Of course there are many factors that affect IQ. Firstly heredity plays a factor, but not genotypes alone hold the key. Family environments and socioeconomic factors go hand in hand with heredity when determining IQ. For example the type ‘C’ FADS2 gene and being breast-fed can add seven IQ points, while the ‘G’ version of the gene shows no advantage. Malnutrition can inhibit cognitive development and iodine deficiency can create a 12 IQ point deficit. That is one reason why third world countries have lower IQ levels. Also for children, learning a musical instrument can increase IQ. There are so many factors.

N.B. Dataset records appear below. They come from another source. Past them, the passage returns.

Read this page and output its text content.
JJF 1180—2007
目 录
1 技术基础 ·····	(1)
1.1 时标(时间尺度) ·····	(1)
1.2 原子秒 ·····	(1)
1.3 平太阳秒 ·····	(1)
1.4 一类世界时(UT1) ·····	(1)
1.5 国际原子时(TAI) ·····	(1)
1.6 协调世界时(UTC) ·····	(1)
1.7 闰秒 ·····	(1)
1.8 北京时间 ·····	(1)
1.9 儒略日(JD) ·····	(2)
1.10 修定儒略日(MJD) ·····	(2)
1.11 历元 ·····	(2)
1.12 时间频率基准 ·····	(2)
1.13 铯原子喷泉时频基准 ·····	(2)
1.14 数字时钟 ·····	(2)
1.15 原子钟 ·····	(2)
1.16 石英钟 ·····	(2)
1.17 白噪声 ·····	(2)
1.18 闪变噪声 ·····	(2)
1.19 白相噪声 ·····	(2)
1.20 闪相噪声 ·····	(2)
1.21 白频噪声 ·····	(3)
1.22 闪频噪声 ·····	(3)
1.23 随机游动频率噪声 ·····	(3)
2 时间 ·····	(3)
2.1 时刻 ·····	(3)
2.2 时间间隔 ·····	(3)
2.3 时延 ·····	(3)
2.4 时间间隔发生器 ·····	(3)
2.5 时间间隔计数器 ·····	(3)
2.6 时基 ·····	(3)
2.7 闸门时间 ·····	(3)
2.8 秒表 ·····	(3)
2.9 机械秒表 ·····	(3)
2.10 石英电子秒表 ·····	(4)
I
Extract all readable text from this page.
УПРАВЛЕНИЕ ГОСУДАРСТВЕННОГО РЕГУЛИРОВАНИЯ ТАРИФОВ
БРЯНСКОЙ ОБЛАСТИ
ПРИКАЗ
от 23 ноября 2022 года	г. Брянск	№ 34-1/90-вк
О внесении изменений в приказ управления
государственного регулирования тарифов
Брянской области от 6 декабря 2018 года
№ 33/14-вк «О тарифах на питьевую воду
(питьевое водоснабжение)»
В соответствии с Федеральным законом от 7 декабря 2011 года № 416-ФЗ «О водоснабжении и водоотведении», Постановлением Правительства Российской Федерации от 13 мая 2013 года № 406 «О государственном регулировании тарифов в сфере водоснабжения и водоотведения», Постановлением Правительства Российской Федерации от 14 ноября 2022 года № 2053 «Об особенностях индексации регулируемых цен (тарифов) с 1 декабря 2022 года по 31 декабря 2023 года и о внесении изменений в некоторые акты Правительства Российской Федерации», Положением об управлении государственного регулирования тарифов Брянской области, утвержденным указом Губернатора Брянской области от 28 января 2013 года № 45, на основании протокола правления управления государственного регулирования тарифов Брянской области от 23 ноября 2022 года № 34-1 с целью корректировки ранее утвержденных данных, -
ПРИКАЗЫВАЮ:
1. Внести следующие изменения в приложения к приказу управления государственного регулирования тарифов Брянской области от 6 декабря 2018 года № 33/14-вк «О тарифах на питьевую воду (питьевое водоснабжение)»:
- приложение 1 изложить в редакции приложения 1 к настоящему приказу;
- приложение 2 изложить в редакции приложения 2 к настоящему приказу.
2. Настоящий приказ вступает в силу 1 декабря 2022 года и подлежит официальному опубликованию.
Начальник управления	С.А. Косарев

So both genes and environment can play and an important role in IQ, but in recent studies it was shown that regardless of heredity factors, in impoverished families 60% of variance in childhood IQ was because of shared environment. To further demonstrate this it was shown to be the reverse in affluent families. But the paradox exists that genotype can influence and change environment thus changing IQ. In other words those with higher IQ, regardless of circumstance, tend to seek out stimulating environments and further increase their IQ

The tests themselves that determine IQ can vary; some are verbal, some use abstract-reasoning problems and some concentrate on maths, spatial imagery, reading, vocabulary, memory and general knowledge. That alone gives us an idea of how variable the results can be, and how, because of certain natural propensities, we can either excel or have average scores dependant on the test.

So what is it about our environment and circumstance that improves our IQ? It has been proven in many studies that environmental stimulation can increase IQ drastically, even in adults. Cognitive demanding experiences are likely to have permanent affects on levels of IQ, regardless of age.

Intelligence is about how successfully we process information. In this age of technology we are far more engaged in dealing with information and thus stimulating our brains. The more reading, the more acquiring knowledge and the more we use our creativity the higher our IQ will become, over time. So keep the brain active and know that whatever your IQ is now, it can be bettered.